Mr Kerrigan added that a reassuring finding from the study was that most patients had realistic expectations of what weight loss surgery can deliver, although a third wanted to end up with a normal body mass, something weight loss surgery rarely delivers. However, a worrying 5% chose a silhouette that was underweight when asked to identify the body shape they felt represented an ideal outcome from surgery.

“This simple screening technique may prove useful in identifying the small number of patients with significant mental health issues manifesting themselves as a desire for extreme degrees of post-operative weight loss, who should be guided towards psychological support rather than surgery in the first instance,” said Mr Kerrigan.

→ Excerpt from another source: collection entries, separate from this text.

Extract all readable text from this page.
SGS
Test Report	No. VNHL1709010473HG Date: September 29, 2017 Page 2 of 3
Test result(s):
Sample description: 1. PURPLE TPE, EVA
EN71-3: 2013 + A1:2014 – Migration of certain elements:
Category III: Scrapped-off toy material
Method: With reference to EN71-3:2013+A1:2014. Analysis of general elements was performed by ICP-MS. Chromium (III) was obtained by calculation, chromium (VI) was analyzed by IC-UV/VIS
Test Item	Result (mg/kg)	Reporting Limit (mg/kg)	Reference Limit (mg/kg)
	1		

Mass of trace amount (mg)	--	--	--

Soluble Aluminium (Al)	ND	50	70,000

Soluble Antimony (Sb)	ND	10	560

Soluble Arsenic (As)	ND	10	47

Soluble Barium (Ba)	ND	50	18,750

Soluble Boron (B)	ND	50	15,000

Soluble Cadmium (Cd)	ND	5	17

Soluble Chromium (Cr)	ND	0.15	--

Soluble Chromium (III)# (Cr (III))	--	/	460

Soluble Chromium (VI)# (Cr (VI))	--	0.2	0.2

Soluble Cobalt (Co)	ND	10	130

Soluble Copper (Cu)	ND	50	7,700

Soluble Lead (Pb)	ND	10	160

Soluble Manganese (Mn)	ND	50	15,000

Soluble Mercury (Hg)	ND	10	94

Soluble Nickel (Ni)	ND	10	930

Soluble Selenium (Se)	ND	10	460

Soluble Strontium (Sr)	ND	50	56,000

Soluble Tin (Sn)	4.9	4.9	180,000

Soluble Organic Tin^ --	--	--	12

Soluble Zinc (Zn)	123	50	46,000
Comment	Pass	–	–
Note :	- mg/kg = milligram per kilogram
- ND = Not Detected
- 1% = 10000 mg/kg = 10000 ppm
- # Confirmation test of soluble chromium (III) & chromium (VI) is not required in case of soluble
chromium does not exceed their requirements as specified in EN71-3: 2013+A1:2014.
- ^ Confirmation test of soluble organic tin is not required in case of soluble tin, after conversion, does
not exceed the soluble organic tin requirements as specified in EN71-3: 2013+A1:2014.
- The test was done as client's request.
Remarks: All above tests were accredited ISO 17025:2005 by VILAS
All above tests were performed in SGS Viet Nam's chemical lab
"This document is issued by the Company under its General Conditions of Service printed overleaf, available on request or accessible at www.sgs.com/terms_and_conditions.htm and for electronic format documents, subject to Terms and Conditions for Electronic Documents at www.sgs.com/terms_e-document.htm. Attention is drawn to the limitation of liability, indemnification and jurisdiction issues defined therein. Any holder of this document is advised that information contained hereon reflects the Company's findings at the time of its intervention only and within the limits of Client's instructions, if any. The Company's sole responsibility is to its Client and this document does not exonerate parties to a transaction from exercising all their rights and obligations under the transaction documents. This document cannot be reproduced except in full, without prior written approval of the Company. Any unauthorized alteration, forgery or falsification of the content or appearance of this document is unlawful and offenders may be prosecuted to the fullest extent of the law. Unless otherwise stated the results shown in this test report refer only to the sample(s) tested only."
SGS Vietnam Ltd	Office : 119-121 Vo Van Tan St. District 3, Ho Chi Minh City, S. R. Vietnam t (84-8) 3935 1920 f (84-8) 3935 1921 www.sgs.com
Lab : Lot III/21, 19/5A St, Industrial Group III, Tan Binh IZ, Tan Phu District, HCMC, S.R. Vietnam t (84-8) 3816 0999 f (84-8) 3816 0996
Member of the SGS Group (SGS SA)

The findings of the study were presented recently at the inaugural Scientific Meeting of the British Obesity and Metabolic Surgery Society (BOMSS), which awarded Gravitas the BOMSS Council Prize for the best research presentation. ENDS

Notes to editors:
A person is classified as obese if they have a BMI (body mass index) greater than 30 and morbidly obese if it is more than 40. A person with a BMI over 50 is classified as super obese. Surgical candidates should have a BMI of at least 35 (if they have other medical problems) or 40 (if they do not). A healthy BMI is between 18.5 and 25. A person’s BMI is calculated by dividing their weight in kilograms by their height in metres squared.

About Gravitas (
Gravitas is a network of doctors and surgeons in the UK and Ireland committed to working to the highest ethical and professional standards in bariatric surgery. Awarded the prestigious ‘team of the year’ accolade for innovative surgical practice by the independent Association for the Study of Obesity in 2009, Gravitas treats both private and NHS patients and has helped train many bariatric surgeons in the UK through its fellowship programme for senior surgical trainees.

About Mr David Kerrigan
MD with Distinction (1992), FRCS, FRCSEd (1986), MBChB (1982)
Honorary senior lecturer in surgery at the University of Liverpool, Mr Kerrigan practises at the Spire Murrayfield Hospital, Wirral and is amongst the elite of UK bariatric surgeons. He is also medical director of Gravitas. Widely respected by both the public and his surgical peers for his technical skill and commitment to uncompromisingly high standards of bariatric care and aftercare, David Kerrigan is a pioneer of laparoscopic (keyhole) bariatric surgery in the UK and has lectured widely on this subject both here and abroad. His work has been featured in numerous television and newspaper reports.